# I like it, just stop "suggesting" it



## Emacee (Dec 15, 2000)

In my recorded Tivo Suggestions, I often get shows I've seen and liked and which I don't want to see again (I didn't like them that much).

A couple of wishes/suggestions:

If a Season Pass option is set for First-run only, don't record that show as a "suggestion" (whether shown on the same channel or another channel). 

Give me the option of giving shows or movies thumbs up but also indicating I'm not interested in seeing that show any more. This way, I can let the system know I like this type of show but don't record that show, find something else like it (I haven't rated). 

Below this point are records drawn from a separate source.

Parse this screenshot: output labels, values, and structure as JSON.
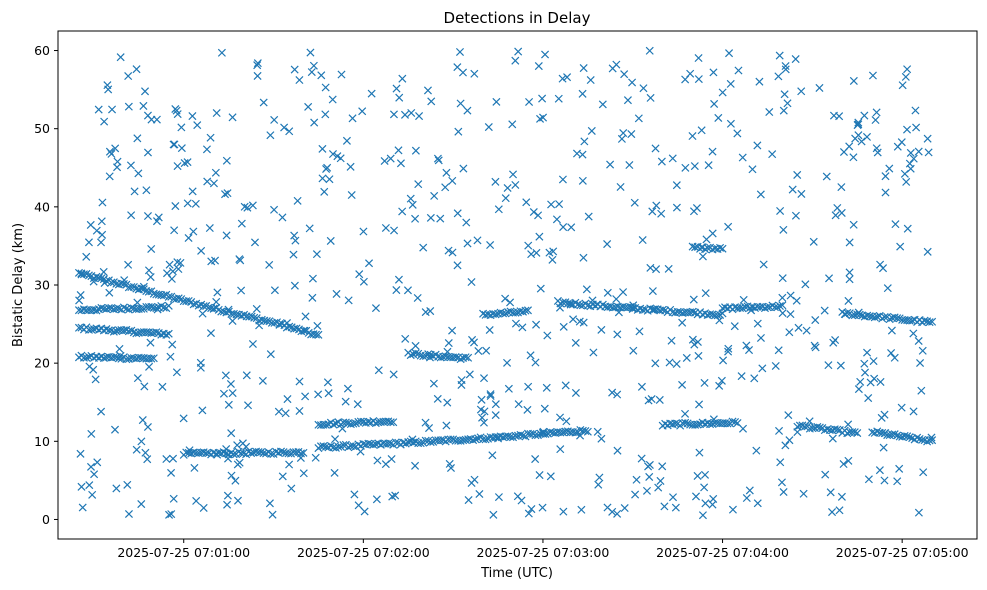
{
  "chart_data": {
    "type": "scatter",
    "title": "Detections in Delay",
    "xlabel": "Time (UTC)",
    "ylabel": "Bistatic Delay (km)",
    "marker": "x",
    "color": "#1f77b4",
    "grid": false,
    "legend": "none",
    "x_start": "2025-07-25 07:00:25",
    "x_end": "2025-07-25 07:05:10",
    "xlim": [
      "2025-07-25 07:00:18",
      "2025-07-25 07:05:25"
    ],
    "ylim": [
      -2.5,
      62.5
    ],
    "xticks": [
      "2025-07-25 07:01:00",
      "2025-07-25 07:02:00",
      "2025-07-25 07:03:00",
      "2025-07-25 07:04:00",
      "2025-07-25 07:05:00"
    ],
    "yticks": [
      0,
      10,
      20,
      30,
      40,
      50,
      60
    ],
    "tracks": [
      {
        "x": [
          "2025-07-25 07:00:25",
          "2025-07-25 07:00:45",
          "2025-07-25 07:01:10",
          "2025-07-25 07:01:32",
          "2025-07-25 07:01:45"
        ],
        "y": [
          31.5,
          29.5,
          27.0,
          25.0,
          23.5
        ]
      },
      {
        "x": [
          "2025-07-25 07:00:25",
          "2025-07-25 07:00:55"
        ],
        "y": [
          24.5,
          23.7
        ]
      },
      {
        "x": [
          "2025-07-25 07:00:25",
          "2025-07-25 07:00:55"
        ],
        "y": [
          26.8,
          27.2
        ]
      },
      {
        "x": [
          "2025-07-25 07:00:25",
          "2025-07-25 07:00:50"
        ],
        "y": [
          20.8,
          20.6
        ]
      },
      {
        "x": [
          "2025-07-25 07:01:45",
          "2025-07-25 07:02:15",
          "2025-07-25 07:02:45",
          "2025-07-25 07:03:15"
        ],
        "y": [
          9.2,
          9.8,
          10.5,
          11.4
        ]
      },
      {
        "x": [
          "2025-07-25 07:01:00",
          "2025-07-25 07:01:40"
        ],
        "y": [
          8.4,
          8.6
        ]
      },
      {
        "x": [
          "2025-07-25 07:01:45",
          "2025-07-25 07:02:10"
        ],
        "y": [
          12.2,
          12.6
        ]
      },
      {
        "x": [
          "2025-07-25 07:02:15",
          "2025-07-25 07:02:35"
        ],
        "y": [
          21.2,
          20.6
        ]
      },
      {
        "x": [
          "2025-07-25 07:02:40",
          "2025-07-25 07:02:55"
        ],
        "y": [
          26.2,
          26.6
        ]
      },
      {
        "x": [
          "2025-07-25 07:03:05",
          "2025-07-25 07:03:30",
          "2025-07-25 07:04:00"
        ],
        "y": [
          27.8,
          27.0,
          26.2
        ]
      },
      {
        "x": [
          "2025-07-25 07:04:00",
          "2025-07-25 07:04:20"
        ],
        "y": [
          27.0,
          27.3
        ]
      },
      {
        "x": [
          "2025-07-25 07:03:50",
          "2025-07-25 07:04:00"
        ],
        "y": [
          34.8,
          34.6
        ]
      },
      {
        "x": [
          "2025-07-25 07:03:40",
          "2025-07-25 07:04:05"
        ],
        "y": [
          12.1,
          12.4
        ]
      },
      {
        "x": [
          "2025-07-25 07:04:25",
          "2025-07-25 07:04:45"
        ],
        "y": [
          12.0,
          11.0
        ]
      },
      {
        "x": [
          "2025-07-25 07:04:50",
          "2025-07-25 07:05:10"
        ],
        "y": [
          11.2,
          10.0
        ]
      },
      {
        "x": [
          "2025-07-25 07:04:40",
          "2025-07-25 07:05:10"
        ],
        "y": [
          26.4,
          25.2
        ]
      }
    ],
    "noise_y_range": [
      0.5,
      60
    ],
    "noise_count": 760
  }
}
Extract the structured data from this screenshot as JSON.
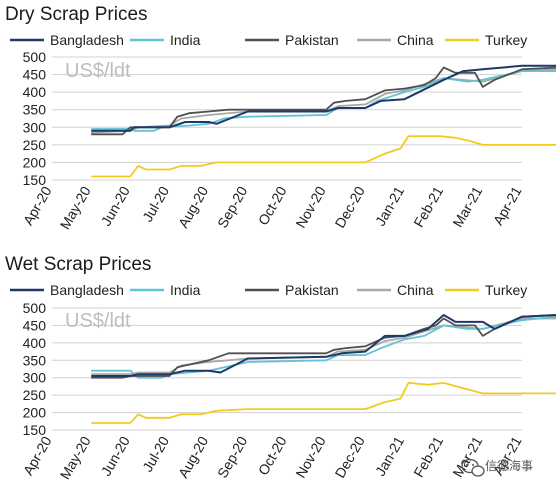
{
  "colors": {
    "Bangladesh": "#1f3a68",
    "India": "#62c3d4",
    "Pakistan": "#505050",
    "China": "#a8a8a8",
    "Turkey": "#f2cc1c",
    "grid": "#d0d0d0"
  },
  "watermark": {
    "icon": "wechat-icon",
    "text": "信德海事"
  },
  "chart_data": [
    {
      "type": "line",
      "title": "Dry Scrap Prices",
      "unit_label": "US$/ldt",
      "legend_position": "top",
      "grid": true,
      "ylim": [
        150,
        500
      ],
      "yticks": [
        150,
        200,
        250,
        300,
        350,
        400,
        450,
        500
      ],
      "x_tick_labels": [
        "Apr-20",
        "May-20",
        "Jun-20",
        "Jul-20",
        "Aug-20",
        "Sep-20",
        "Oct-20",
        "Nov-20",
        "Dec-20",
        "Jan-21",
        "Feb-21",
        "Mar-21",
        "Apr-21"
      ],
      "x_axis_note": "x values are months elapsed since Apr-20",
      "series": [
        {
          "name": "Bangladesh",
          "points": [
            [
              1,
              290
            ],
            [
              2,
              290
            ],
            [
              2.1,
              300
            ],
            [
              3,
              300
            ],
            [
              3.4,
              315
            ],
            [
              4,
              315
            ],
            [
              4.2,
              310
            ],
            [
              5,
              345
            ],
            [
              7,
              345
            ],
            [
              7.3,
              355
            ],
            [
              8,
              355
            ],
            [
              8.4,
              375
            ],
            [
              9,
              380
            ],
            [
              10,
              435
            ],
            [
              10.5,
              460
            ],
            [
              11,
              465
            ],
            [
              12,
              475
            ],
            [
              12.9,
              475
            ]
          ]
        },
        {
          "name": "India",
          "points": [
            [
              1,
              295
            ],
            [
              2,
              295
            ],
            [
              2.1,
              290
            ],
            [
              2.6,
              290
            ],
            [
              2.8,
              300
            ],
            [
              3.5,
              305
            ],
            [
              4,
              310
            ],
            [
              4.4,
              325
            ],
            [
              5,
              330
            ],
            [
              7,
              335
            ],
            [
              7.3,
              355
            ],
            [
              8,
              355
            ],
            [
              8.3,
              375
            ],
            [
              9,
              400
            ],
            [
              9.5,
              415
            ],
            [
              10,
              440
            ],
            [
              10.6,
              430
            ],
            [
              11,
              435
            ],
            [
              12,
              460
            ],
            [
              12.9,
              460
            ]
          ]
        },
        {
          "name": "Pakistan",
          "points": [
            [
              1,
              280
            ],
            [
              1.8,
              280
            ],
            [
              2,
              300
            ],
            [
              3,
              300
            ],
            [
              3.2,
              330
            ],
            [
              3.5,
              340
            ],
            [
              4,
              345
            ],
            [
              4.5,
              350
            ],
            [
              7,
              350
            ],
            [
              7.2,
              370
            ],
            [
              7.5,
              375
            ],
            [
              8,
              380
            ],
            [
              8.5,
              405
            ],
            [
              9,
              410
            ],
            [
              9.5,
              420
            ],
            [
              9.8,
              440
            ],
            [
              10,
              470
            ],
            [
              10.3,
              455
            ],
            [
              10.8,
              455
            ],
            [
              11,
              415
            ],
            [
              11.3,
              435
            ],
            [
              12,
              465
            ],
            [
              12.9,
              470
            ]
          ]
        },
        {
          "name": "China",
          "points": [
            [
              1,
              285
            ],
            [
              2,
              290
            ],
            [
              2.2,
              300
            ],
            [
              3,
              305
            ],
            [
              3.3,
              325
            ],
            [
              4,
              335
            ],
            [
              5,
              345
            ],
            [
              7,
              345
            ],
            [
              7.3,
              360
            ],
            [
              8,
              365
            ],
            [
              8.5,
              395
            ],
            [
              9,
              405
            ],
            [
              10,
              440
            ],
            [
              11,
              430
            ],
            [
              12,
              460
            ],
            [
              12.9,
              465
            ]
          ]
        },
        {
          "name": "Turkey",
          "points": [
            [
              1,
              160
            ],
            [
              2,
              160
            ],
            [
              2.2,
              190
            ],
            [
              2.4,
              180
            ],
            [
              3,
              180
            ],
            [
              3.3,
              190
            ],
            [
              3.8,
              190
            ],
            [
              4.2,
              200
            ],
            [
              5,
              200
            ],
            [
              8,
              200
            ],
            [
              8.5,
              225
            ],
            [
              8.9,
              240
            ],
            [
              9.1,
              275
            ],
            [
              9.9,
              275
            ],
            [
              10.3,
              270
            ],
            [
              10.7,
              260
            ],
            [
              11,
              250
            ],
            [
              12.9,
              250
            ]
          ]
        }
      ]
    },
    {
      "type": "line",
      "title": "Wet Scrap Prices",
      "unit_label": "US$/ldt",
      "legend_position": "top",
      "grid": true,
      "ylim": [
        150,
        500
      ],
      "yticks": [
        150,
        200,
        250,
        300,
        350,
        400,
        450,
        500
      ],
      "x_tick_labels": [
        "Apr-20",
        "May-20",
        "Jun-20",
        "Jul-20",
        "Aug-20",
        "Sep-20",
        "Oct-20",
        "Nov-20",
        "Dec-20",
        "Jan-21",
        "Feb-21",
        "Mar-21",
        "Apr-21"
      ],
      "x_axis_note": "x values are months elapsed since Apr-20",
      "series": [
        {
          "name": "Bangladesh",
          "points": [
            [
              1,
              305
            ],
            [
              2,
              305
            ],
            [
              2.2,
              310
            ],
            [
              3,
              310
            ],
            [
              3.4,
              320
            ],
            [
              4,
              320
            ],
            [
              4.3,
              315
            ],
            [
              5,
              355
            ],
            [
              7,
              360
            ],
            [
              7.4,
              370
            ],
            [
              8,
              375
            ],
            [
              8.5,
              420
            ],
            [
              9,
              420
            ],
            [
              9.6,
              440
            ],
            [
              10,
              480
            ],
            [
              10.3,
              460
            ],
            [
              11,
              460
            ],
            [
              11.3,
              440
            ],
            [
              12,
              475
            ],
            [
              12.9,
              480
            ]
          ]
        },
        {
          "name": "India",
          "points": [
            [
              1,
              320
            ],
            [
              2,
              320
            ],
            [
              2.2,
              300
            ],
            [
              2.8,
              300
            ],
            [
              3,
              310
            ],
            [
              3.5,
              315
            ],
            [
              4,
              320
            ],
            [
              4.4,
              330
            ],
            [
              5,
              345
            ],
            [
              7,
              350
            ],
            [
              7.3,
              365
            ],
            [
              8,
              365
            ],
            [
              8.4,
              385
            ],
            [
              9,
              410
            ],
            [
              9.5,
              420
            ],
            [
              10,
              450
            ],
            [
              10.6,
              440
            ],
            [
              11,
              440
            ],
            [
              12,
              465
            ],
            [
              12.9,
              475
            ]
          ]
        },
        {
          "name": "Pakistan",
          "points": [
            [
              1,
              300
            ],
            [
              1.8,
              300
            ],
            [
              2,
              305
            ],
            [
              3,
              305
            ],
            [
              3.2,
              330
            ],
            [
              3.6,
              340
            ],
            [
              4,
              350
            ],
            [
              4.5,
              370
            ],
            [
              7,
              370
            ],
            [
              7.2,
              380
            ],
            [
              7.5,
              385
            ],
            [
              8,
              390
            ],
            [
              8.5,
              415
            ],
            [
              9,
              420
            ],
            [
              9.5,
              440
            ],
            [
              9.8,
              450
            ],
            [
              10,
              470
            ],
            [
              10.3,
              450
            ],
            [
              10.8,
              450
            ],
            [
              11,
              420
            ],
            [
              11.3,
              440
            ],
            [
              12,
              475
            ],
            [
              12.9,
              480
            ]
          ]
        },
        {
          "name": "China",
          "points": [
            [
              1,
              310
            ],
            [
              2,
              310
            ],
            [
              2.2,
              315
            ],
            [
              3,
              315
            ],
            [
              3.3,
              335
            ],
            [
              4,
              345
            ],
            [
              5,
              355
            ],
            [
              7,
              360
            ],
            [
              7.3,
              375
            ],
            [
              8,
              380
            ],
            [
              8.5,
              405
            ],
            [
              9,
              415
            ],
            [
              10,
              450
            ],
            [
              11,
              440
            ],
            [
              12,
              470
            ],
            [
              12.9,
              470
            ]
          ]
        },
        {
          "name": "Turkey",
          "points": [
            [
              1,
              170
            ],
            [
              2,
              170
            ],
            [
              2.2,
              195
            ],
            [
              2.4,
              185
            ],
            [
              3,
              185
            ],
            [
              3.3,
              195
            ],
            [
              3.8,
              195
            ],
            [
              4.2,
              205
            ],
            [
              5,
              210
            ],
            [
              8,
              210
            ],
            [
              8.5,
              230
            ],
            [
              8.9,
              240
            ],
            [
              9.1,
              285
            ],
            [
              9.6,
              280
            ],
            [
              10,
              285
            ],
            [
              10.5,
              270
            ],
            [
              11,
              255
            ],
            [
              12.9,
              255
            ]
          ]
        }
      ]
    }
  ]
}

Some shows just don't hold up for repeat viewing (like ER, for instance). And some I've seen enough of (at least for now). Let me stop Tivo from recording those shows (again and again), short of giving it "thumbs down" (which really does not reflect how I felt about the show).


----------



## daveak (Mar 23, 2009)

I like it it, good suggestion. :up:

Now that you have a thumbs up and you know I like it, I guess you can just keep suggesting it over and over again... 



Emacee said:


> In my recorded Tivo Suggestions, I often get shows I've seen and liked and which I don't want to see again (I didn't like them that much).
> 
> A couple of wishes/suggestions:
> 
> ...


----------



## kika2000 (Apr 20, 2009)

I'd like to add - "I really like it, as a matter of fact I have a wishlist set up to record it", so please don't 'suggest' it to me.

I have a catch-all wishlist for 'cycling' set up and I often end up with the same recorded events listed in both my cycling wishlist and Tivo suggestions. Between that and the endless episodes of the same three series recording over and over again, I wish there was a way to tell Tivo to suggest something new.


----------



## megory (Jan 23, 2003)

I agree. It's annoying to see most of my SPs showing up in Suggestions just because there's a thumbs up! Duh.


----------



## mcmnky (Nov 20, 2008)

Emacee said:


> If a Season Pass option is set for First-run only, don't record that show as a "suggestion" (whether shown on the same channel or another channel).


OMFG, so much this.

Since the default state for season passes is to record new and re-run showings, a first-run only season pass means the tivo has been explicitly programmed not to save re-runs of a show.

A season pass for Law & Order basically renders the Suggestion feature useless--unless you have a very large hard drive or just want to see re-runs of Law & Order.


----------